As always I toss out this observation: “I wonder if it’s worth it? I wonder if I’ll do it again next year?”

 

Typically I know the answer before I ask the question. It’s a compulsion, my very own “Watched Pot.”

 

But something a little different happens this year. Backyard gardeners are a giving lot. We usually bag up our squash and try to spread it around the neighborhood. Well this year my squash crop is kind of impressive. This will be the year I’ve got the guts to share my harvest with Master Gardener Ray Bigyard (not his real name) at the end of the block.
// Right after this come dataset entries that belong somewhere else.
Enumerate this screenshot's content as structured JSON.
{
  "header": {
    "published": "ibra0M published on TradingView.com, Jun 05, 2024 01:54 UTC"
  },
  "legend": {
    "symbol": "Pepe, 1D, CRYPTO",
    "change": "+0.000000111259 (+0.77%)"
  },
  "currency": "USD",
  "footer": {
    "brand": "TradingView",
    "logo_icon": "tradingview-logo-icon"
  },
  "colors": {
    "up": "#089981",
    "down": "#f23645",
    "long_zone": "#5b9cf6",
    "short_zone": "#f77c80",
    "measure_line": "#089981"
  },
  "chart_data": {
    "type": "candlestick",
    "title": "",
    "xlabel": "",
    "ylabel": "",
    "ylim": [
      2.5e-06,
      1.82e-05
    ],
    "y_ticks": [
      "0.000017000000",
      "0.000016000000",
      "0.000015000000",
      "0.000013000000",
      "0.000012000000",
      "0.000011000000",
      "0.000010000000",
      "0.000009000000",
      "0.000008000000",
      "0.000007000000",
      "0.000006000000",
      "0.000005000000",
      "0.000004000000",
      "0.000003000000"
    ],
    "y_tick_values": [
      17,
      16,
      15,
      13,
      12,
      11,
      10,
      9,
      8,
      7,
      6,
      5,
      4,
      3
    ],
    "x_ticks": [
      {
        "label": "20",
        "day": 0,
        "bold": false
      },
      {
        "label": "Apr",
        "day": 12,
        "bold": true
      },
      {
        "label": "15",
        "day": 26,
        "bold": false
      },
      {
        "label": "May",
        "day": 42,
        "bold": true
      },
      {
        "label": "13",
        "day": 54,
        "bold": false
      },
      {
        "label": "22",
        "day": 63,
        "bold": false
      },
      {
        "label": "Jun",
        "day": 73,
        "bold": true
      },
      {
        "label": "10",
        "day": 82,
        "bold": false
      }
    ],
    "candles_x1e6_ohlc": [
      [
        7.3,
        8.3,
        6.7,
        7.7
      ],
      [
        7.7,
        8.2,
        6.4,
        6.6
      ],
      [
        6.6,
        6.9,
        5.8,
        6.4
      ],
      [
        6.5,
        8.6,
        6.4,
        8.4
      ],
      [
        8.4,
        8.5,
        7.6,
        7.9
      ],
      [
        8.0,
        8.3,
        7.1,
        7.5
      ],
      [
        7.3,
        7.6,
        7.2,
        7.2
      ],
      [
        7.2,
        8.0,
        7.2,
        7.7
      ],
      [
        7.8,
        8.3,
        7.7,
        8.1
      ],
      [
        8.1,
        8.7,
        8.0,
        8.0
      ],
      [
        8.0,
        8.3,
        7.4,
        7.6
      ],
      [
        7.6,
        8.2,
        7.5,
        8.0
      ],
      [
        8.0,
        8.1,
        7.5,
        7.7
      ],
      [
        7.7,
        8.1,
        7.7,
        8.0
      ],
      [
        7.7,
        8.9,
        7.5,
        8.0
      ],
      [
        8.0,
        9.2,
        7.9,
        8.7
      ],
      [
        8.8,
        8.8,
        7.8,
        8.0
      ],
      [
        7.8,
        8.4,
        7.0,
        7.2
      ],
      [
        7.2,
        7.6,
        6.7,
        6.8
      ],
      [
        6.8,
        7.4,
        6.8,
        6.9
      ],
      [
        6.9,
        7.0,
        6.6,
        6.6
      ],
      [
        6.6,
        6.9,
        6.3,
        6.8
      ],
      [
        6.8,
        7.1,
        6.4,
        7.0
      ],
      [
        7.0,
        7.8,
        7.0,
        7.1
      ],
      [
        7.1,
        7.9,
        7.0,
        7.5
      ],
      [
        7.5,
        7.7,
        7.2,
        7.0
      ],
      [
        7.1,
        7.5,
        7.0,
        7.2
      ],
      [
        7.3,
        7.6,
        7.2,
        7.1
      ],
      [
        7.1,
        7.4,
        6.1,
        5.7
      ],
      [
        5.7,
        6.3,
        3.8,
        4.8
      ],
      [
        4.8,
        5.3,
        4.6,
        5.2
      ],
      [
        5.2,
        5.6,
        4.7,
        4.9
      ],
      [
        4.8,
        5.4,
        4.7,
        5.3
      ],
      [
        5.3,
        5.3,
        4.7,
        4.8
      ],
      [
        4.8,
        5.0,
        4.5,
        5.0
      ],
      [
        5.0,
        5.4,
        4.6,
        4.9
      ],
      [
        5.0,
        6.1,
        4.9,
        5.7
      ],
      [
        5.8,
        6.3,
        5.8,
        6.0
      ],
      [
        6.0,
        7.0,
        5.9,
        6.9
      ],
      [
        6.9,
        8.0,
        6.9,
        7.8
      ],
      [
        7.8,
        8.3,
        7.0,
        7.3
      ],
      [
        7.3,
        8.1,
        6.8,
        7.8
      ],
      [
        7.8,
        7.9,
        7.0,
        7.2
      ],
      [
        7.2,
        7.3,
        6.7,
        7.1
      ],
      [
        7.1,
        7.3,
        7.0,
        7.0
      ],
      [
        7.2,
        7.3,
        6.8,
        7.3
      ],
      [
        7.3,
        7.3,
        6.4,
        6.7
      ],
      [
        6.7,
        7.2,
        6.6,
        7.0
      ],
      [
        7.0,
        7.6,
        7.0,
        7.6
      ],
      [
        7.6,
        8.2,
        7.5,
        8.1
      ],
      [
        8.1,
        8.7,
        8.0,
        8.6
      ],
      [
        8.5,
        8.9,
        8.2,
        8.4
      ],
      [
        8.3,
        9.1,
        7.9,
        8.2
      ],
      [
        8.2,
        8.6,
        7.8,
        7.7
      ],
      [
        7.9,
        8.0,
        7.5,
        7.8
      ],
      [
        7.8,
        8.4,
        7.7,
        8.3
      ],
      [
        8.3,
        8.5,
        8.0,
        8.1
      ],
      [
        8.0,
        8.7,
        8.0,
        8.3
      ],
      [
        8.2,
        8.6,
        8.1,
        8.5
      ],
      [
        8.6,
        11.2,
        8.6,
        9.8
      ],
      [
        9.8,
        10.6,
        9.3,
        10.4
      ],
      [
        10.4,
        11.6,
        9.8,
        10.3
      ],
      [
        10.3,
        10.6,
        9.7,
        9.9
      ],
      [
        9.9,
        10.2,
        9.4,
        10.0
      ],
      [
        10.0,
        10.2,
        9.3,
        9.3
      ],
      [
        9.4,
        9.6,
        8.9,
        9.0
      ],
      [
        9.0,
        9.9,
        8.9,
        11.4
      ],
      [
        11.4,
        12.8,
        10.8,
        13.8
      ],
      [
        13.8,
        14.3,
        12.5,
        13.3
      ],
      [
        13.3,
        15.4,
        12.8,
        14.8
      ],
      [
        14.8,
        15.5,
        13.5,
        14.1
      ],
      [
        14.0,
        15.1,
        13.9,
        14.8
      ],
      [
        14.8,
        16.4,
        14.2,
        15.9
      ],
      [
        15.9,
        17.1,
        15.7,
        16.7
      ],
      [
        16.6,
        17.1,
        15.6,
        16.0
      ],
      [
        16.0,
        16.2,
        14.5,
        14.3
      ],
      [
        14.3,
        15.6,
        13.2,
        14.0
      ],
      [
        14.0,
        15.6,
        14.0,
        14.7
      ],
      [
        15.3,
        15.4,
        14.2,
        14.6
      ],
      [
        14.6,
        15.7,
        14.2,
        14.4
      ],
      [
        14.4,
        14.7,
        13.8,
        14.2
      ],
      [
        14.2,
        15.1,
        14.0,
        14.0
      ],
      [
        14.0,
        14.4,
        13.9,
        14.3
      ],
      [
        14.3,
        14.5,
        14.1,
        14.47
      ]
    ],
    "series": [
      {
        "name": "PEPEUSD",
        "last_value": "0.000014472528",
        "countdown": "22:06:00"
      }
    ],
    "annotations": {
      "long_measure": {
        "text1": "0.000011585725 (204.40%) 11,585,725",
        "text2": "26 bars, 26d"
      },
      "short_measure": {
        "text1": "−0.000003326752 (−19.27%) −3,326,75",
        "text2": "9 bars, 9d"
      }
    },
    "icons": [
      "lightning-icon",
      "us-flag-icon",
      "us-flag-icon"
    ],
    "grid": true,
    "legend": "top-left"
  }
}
So I proudly put five of my foot long squashes in a grocery bag and proudly begin the trek. I meet Ray as he is coming out the side gate of his yard, and he too is carrying a grocery bag.

 

Ispeak first.

“Here Ray, these are for you.”

 

He peeks inside and says, “pretty nice. What a coincidence? I just picked these for you.”

 

I accept the gift and stare into the bag. STARING back at me are two of the most beautifully shaped squashes I’ve ever seen. And they are perfect fall colors. And they are both the size of Louisville Sluggers (BIG BASEBALL BATS).

 

It was my first and last case of severe SQUASH ENVY.

 

That, my friends, is why, in my case? “That POT don’t get WATCHED no more.”

That’s slang for ‘WOW!”

I mean they were a good three feet long.

 

I’ve heard people say watching “PAINT DRY” can be interesting?